As the assembly neared a, critical configuration, the employee was lifting one last piece of tamper material which was quite heavy. As this piece neared the setup, the instrument indicated that fission multiplication would be produced, and as the employee moved his hand to set the block at a distance from the pile, he dropped the block, which landed directly on top of the setup.

A "blue glow" was observed and the employee proceeded to disassemble the critical material and its tamper. In doing so, he added heavily to the radiation dosage to his hands and arms.

The employee received sufficient radiation dosage to result in injuries from which he died 28 days later.

The guard suffered no permanent injury. (See TID-5360, p. 2.)


Los Alamos, N. Mex., June 4, 1945

An experiment was designed to measure the critical mass of enriched uranium when surrounded by hydrogenous material. The enriched uranium was in the form of cast blocks of the metal, 1/2" X 1/2" X 1/2" and 1/2" X 1/2" X 1". The blocks were stacked in a pseudospherical arrangement in 12 courses in a 6" X 6" X 6" polyethylene box. The voids in the courses were filled with polyethylene blocks of appropriate dimensions. The polyethylene box was supported by a 2-foot-high stool within a 3-foot cubical steel tank. The tank had a 2-inch opening in the bottom through which it could be filled and drained by means of supply and drain hoses attached to a 3/4-inch tee. The opening in the tank was fitted with a shutoff valve, as was the drain hose. A polonium-beryllium source of about 200 mc strength was placed on top of the assembly. A fission chamber and a boron proportional counter were used to follow the experiment.

The immediate supervisor was absent from the scene when the experiment was begun. According to one of the operators, the water level was raised above the polonium-beryllium source with the supply valve almost fully open. At this point, a slight increase counting rate was observed, which corresponded with what had been observed previously when the source alone was immersed in water. A few seconds later, the counting rate began to increase at an alarming rate.

At this point, the supervisor returned, walked to within three feet of the tank and noted a blue glow surrounding the box.

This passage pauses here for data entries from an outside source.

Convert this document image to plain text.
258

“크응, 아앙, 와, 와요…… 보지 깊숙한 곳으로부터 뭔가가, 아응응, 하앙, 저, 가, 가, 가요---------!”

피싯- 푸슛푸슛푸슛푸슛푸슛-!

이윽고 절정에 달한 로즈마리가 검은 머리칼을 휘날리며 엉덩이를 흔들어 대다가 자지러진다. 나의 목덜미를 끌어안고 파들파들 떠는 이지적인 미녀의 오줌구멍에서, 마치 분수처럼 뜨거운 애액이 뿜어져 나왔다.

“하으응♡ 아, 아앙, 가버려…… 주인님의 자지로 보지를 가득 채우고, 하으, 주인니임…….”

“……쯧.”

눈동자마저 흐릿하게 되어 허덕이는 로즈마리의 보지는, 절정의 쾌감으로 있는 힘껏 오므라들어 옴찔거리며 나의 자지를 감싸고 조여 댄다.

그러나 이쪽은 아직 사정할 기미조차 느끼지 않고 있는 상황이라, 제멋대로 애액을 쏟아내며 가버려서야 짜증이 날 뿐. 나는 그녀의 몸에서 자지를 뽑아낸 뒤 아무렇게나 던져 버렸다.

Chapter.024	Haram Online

Simultaneously, the two operators were hastily closing the supply valve and opening the drain valve. The building was evacuated.

The three individuals involved received excessive radiation exposures, estimated in two cases as about 66.5 rem, and in the third as 7.4 rem. The doses delivered to the head and neck of these individuals may have been considerably greater. They were hospitalized for observation, but no untoward symptoms appeared. No significant changes in blood counts were observed, and sperm counts on one occasion, sometime after the incident, were normal. It is not believed that the individuals concerned received any significant radiation damage. There was no damage to equipment, no loss of active material, and no local contamination problem. (See TID-5360, p. 10.)

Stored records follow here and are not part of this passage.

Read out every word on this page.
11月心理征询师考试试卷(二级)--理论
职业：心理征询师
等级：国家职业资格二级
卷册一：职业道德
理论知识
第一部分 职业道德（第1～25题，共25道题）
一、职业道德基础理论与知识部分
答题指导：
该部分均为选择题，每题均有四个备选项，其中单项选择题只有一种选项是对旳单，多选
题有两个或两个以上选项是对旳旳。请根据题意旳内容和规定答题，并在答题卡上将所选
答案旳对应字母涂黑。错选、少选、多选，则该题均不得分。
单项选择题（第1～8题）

Los Alamos, N. Mex., Feb. 11, 1945

This was the first reactor designed to generate prompt power excursions. Prompt critical was obtained by dropping a slug of UH3 in styrex through a vertical hole in a small assembly of the same material, which was diluted with polyethylene and reflected by graphite and polyethylene. Near the end of the planned sequence of burst of increasing power, a 6 X 1015 fission burst blistered and swelled the small cubes comprising the assembly matrix. No material was lost, there was no contamination, and there were no exposures.